Tiro e queda. A água ocupava o espaço e impedia a saída das reclamações lamuriosas. Ele até desconfiou da funcionalidade terapêutica, mas ao ouvir as queixas do companheiro ao lado logo foi oferecendo mais um copinho.



Não. Nada de água. As palavras precisavam sair. “Guardo tudo e sempre”, pensei. Então, enfileiraram-se vocábulos ásperos –que vá lá, tinham mesmo razão de ser dadas as feridas abertas. As falas desajeitadas, mais oitenta do que oito, se multiplicavam. O rosto leve fez-se sombrio e a raiva desfilou sozinha. No olhar do outro um misto de espanto e dor. E assim, entre o silêncio das dores veladas e a agressividade impulsiva das palavras construí meu castelo.

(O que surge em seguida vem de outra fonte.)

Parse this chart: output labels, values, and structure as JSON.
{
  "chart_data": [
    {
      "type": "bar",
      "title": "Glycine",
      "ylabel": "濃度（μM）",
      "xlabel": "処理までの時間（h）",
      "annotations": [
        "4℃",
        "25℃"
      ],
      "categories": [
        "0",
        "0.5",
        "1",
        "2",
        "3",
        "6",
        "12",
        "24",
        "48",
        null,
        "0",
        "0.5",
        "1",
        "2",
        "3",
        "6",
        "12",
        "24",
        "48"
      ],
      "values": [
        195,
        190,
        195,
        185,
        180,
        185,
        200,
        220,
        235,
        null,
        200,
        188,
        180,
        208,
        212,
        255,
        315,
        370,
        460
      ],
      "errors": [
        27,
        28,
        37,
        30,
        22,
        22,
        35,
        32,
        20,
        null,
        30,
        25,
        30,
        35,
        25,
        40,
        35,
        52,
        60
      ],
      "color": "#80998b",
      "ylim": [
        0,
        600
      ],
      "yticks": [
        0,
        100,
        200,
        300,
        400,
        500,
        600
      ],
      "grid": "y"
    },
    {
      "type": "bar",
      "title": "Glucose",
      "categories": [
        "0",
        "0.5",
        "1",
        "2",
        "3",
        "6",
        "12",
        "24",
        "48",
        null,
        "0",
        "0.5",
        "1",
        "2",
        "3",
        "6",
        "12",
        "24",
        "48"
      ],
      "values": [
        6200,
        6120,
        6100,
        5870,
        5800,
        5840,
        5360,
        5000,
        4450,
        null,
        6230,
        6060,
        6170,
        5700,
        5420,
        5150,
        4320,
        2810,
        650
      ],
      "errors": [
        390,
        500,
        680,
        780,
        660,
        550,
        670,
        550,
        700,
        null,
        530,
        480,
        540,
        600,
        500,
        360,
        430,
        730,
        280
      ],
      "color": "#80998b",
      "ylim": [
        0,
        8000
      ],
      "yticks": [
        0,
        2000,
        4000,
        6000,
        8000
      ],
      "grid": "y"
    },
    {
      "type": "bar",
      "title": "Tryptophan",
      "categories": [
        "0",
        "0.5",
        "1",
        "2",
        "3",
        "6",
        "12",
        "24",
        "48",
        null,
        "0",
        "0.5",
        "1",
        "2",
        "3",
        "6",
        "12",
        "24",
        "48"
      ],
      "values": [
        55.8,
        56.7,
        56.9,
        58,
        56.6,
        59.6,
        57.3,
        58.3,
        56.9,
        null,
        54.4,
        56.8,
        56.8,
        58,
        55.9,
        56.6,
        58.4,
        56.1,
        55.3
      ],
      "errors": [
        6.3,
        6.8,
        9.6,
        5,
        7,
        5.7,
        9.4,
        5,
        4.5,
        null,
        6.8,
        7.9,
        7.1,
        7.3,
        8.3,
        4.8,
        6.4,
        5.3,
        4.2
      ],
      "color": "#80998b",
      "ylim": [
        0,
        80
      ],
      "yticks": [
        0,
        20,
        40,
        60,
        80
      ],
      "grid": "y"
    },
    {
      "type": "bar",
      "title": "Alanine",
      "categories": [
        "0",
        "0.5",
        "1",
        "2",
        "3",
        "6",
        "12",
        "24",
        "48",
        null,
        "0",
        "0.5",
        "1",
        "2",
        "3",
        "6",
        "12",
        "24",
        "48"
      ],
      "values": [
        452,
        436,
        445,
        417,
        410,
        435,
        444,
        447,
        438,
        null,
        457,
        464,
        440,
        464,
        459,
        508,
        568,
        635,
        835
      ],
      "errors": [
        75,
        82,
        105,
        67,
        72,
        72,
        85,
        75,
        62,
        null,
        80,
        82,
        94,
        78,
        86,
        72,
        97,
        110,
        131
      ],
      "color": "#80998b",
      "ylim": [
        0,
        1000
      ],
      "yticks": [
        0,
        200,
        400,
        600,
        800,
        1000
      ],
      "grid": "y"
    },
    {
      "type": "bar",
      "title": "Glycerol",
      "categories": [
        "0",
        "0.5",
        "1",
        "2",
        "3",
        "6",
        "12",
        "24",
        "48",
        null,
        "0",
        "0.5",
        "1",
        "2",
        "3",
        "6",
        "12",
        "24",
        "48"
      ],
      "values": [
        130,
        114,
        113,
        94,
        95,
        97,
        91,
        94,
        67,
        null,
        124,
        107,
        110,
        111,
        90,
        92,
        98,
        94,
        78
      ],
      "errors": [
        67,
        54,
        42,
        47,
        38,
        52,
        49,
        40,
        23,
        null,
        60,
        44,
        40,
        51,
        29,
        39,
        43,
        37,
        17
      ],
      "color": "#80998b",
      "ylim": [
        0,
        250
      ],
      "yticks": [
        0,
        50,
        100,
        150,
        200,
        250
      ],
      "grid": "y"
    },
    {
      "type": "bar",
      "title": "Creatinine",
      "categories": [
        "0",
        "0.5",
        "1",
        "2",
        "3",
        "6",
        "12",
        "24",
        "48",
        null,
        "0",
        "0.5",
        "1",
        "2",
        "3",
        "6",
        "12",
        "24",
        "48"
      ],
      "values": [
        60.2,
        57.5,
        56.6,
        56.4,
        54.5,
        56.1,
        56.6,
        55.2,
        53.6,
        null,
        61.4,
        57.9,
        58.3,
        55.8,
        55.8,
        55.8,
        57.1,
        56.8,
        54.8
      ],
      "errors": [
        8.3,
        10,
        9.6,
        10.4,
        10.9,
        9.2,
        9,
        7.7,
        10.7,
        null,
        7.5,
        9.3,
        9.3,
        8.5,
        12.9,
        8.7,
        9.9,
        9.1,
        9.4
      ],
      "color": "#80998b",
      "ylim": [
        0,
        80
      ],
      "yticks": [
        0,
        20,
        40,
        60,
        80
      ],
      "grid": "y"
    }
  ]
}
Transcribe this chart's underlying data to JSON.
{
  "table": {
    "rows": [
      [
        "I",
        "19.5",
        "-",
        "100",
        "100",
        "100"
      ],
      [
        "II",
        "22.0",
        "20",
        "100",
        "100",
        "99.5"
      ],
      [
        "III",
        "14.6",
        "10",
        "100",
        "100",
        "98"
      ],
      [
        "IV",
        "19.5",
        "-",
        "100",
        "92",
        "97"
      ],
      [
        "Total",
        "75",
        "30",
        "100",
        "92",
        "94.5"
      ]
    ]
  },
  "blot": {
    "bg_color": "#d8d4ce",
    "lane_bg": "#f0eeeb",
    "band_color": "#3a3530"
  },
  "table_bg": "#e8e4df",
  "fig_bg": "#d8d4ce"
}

Um dia, num rompante de coerência, questionei se era essa dubiedade que me fazia presa fácil dos mesmos dissabores. Não, não era. Um amigo trouxe-me a reflexão num texto despretensioso que ofereceu via e-mail.



Não é a maneira de se defender dos outros que faz diferença, mas a capacidade de enxergar neles nossas próprias fraquezas. E trabalhá-las de dentro para fora. O “inimigo”, como espelho, desnuda nossas mais íntimas ilusões.



Como poderíamos nos inquietar com o egoísmo se não o tivéssemos arraigado como segunda pele? O mesmo para a soberba, inveja e impaciência... De outro modo, seria como a generosidade da mãe que repreende, mas absolve. O que criticamos severamente no outro é o que mais nos sobra.



Mudam-se as pessoas e situações e como o ponto não foi atingido o atrito parece externo. O “lado B” de cada um de nós precisa ser entendido para enfim descansar em paz. Então a vizinha louca espalha inverdades que te comprometem por todo condomínio e ainda tem quem diga que a fofoca está em você? Muita calma. Conte até três e cogite encher a boca d’água.

2 comentários:

  1. Não acreditamos que seja nosso aquilo que vemos no outro...projeção!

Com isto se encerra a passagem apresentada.